British actress (born 1948)

Sammie Winmill (born Janice Winmill c1950) is a British actress who had a number of roles in the 1970s, and is best known for portraying Carol in the Sci-fi series The Tomorrow People.

== Career ==
Her first noted appearance was alongside Ronnie Barker in the comedy Futtock's End in 1970. Following small roles with Frankie Howerd in the films of Up Pompeii and Up the Chastity Belt (1971) she secured a regular part in the sitcom Doctor in Charge in 1972 playing Nurse Sandra Crumpton. This role ran for six episodes of the first series. Soon after she appeared as Gretel in the 1972 film The Pied Piper starring Donovan.

In 1973 she was offered the role of Carol in a new children's science-fiction series, The Tomorrow People. Winmill played the role throughout the thirteen episodes of the first series but declined to continue in the part, despite being offered a three-year contract. This was mainly due to her fear of being typecast and wanting to do more stage work, although the actress now believes that she quit the role too early.

Winmill went on to do much theatre work over the next few years before landing another regular television role in The Duchess of Duke Street in 1976. She played the part of Ethel for eleven episodes until 1977. She also appeared in an episode of The Professionals, but by the early 1980s she had decided to retire from the industry.
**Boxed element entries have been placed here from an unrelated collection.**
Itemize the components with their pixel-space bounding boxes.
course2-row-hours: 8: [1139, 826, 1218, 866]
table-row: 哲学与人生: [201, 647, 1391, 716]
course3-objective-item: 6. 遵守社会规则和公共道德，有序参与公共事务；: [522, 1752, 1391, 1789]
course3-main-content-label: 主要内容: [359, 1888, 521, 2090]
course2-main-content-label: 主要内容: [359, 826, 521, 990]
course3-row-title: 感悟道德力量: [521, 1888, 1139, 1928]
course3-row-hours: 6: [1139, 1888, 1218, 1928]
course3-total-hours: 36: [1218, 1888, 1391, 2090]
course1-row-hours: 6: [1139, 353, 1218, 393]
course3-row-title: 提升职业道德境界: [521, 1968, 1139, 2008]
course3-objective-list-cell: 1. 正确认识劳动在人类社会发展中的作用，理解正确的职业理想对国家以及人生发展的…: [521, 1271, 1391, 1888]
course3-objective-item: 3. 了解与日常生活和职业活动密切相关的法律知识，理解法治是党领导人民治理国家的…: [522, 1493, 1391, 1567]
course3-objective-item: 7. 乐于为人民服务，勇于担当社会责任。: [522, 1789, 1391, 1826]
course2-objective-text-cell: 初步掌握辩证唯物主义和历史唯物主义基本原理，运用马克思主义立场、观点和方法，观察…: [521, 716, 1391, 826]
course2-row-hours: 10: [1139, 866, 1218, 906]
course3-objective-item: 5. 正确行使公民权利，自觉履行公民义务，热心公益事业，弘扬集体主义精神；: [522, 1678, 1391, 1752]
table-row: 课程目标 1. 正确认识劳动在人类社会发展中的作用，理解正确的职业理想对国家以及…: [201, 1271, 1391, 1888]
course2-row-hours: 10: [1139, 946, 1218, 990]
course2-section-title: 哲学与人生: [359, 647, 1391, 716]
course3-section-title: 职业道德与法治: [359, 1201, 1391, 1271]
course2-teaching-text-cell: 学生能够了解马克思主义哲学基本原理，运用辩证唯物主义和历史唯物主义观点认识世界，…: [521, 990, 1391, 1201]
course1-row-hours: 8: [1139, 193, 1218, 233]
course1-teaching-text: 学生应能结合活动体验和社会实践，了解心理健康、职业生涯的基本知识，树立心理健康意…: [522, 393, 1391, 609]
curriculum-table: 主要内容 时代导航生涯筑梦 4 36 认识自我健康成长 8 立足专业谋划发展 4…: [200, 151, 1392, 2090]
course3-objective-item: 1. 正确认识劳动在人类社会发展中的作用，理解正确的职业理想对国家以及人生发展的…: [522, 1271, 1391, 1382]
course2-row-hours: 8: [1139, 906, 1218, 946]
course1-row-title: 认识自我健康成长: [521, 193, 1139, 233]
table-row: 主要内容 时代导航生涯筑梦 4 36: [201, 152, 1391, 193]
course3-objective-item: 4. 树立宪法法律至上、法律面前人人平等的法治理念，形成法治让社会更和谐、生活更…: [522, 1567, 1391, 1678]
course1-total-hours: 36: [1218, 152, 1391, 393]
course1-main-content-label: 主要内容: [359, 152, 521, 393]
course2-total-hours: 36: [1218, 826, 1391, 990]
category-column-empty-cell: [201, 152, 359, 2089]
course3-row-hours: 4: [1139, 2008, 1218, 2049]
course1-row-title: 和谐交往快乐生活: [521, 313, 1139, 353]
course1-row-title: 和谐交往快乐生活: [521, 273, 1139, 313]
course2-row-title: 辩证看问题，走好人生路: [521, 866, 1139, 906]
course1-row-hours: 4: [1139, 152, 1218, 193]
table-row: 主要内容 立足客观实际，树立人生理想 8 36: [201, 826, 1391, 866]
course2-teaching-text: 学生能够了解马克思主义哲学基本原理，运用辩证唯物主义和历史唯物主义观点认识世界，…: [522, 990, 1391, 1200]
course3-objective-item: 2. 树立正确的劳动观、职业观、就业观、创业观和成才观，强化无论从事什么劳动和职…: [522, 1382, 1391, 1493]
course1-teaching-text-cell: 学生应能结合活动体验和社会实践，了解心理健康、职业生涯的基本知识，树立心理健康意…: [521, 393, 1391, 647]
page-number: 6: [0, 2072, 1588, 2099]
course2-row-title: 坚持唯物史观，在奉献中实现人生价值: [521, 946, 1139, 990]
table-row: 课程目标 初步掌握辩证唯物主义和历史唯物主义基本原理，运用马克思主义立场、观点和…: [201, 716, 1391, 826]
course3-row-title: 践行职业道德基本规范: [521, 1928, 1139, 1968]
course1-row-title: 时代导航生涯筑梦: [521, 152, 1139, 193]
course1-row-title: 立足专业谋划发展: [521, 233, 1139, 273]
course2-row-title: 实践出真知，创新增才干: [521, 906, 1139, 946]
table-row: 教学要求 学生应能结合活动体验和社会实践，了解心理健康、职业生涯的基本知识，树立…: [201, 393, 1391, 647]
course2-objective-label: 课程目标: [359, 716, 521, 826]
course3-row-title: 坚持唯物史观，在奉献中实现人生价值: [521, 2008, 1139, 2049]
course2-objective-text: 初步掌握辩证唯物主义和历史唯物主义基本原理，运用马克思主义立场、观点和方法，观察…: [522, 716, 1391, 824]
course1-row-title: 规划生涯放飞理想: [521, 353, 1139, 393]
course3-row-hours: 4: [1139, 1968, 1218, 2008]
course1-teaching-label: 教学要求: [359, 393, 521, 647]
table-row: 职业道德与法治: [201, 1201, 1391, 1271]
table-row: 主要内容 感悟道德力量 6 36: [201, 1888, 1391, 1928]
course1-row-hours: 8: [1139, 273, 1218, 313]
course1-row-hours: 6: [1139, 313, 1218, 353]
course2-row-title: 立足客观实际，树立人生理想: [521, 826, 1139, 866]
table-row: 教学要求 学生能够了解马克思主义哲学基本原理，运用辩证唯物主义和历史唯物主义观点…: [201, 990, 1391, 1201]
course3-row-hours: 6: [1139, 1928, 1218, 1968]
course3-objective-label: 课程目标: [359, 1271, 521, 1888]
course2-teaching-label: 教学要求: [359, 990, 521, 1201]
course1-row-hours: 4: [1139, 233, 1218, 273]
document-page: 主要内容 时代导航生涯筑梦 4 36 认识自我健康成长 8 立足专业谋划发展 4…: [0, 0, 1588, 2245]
Over the next few years, Winmill became involved in other activities such as folk singing (she also plays guitar) and joined the Template Foundation. She also organises drama and dance workshops specifically for women with an emphasis on spiritual well-being. In the late 1990s she made a return to acting, appearing in a one-woman show which she wrote herself and starred in a number of science-fiction audio drama CDs.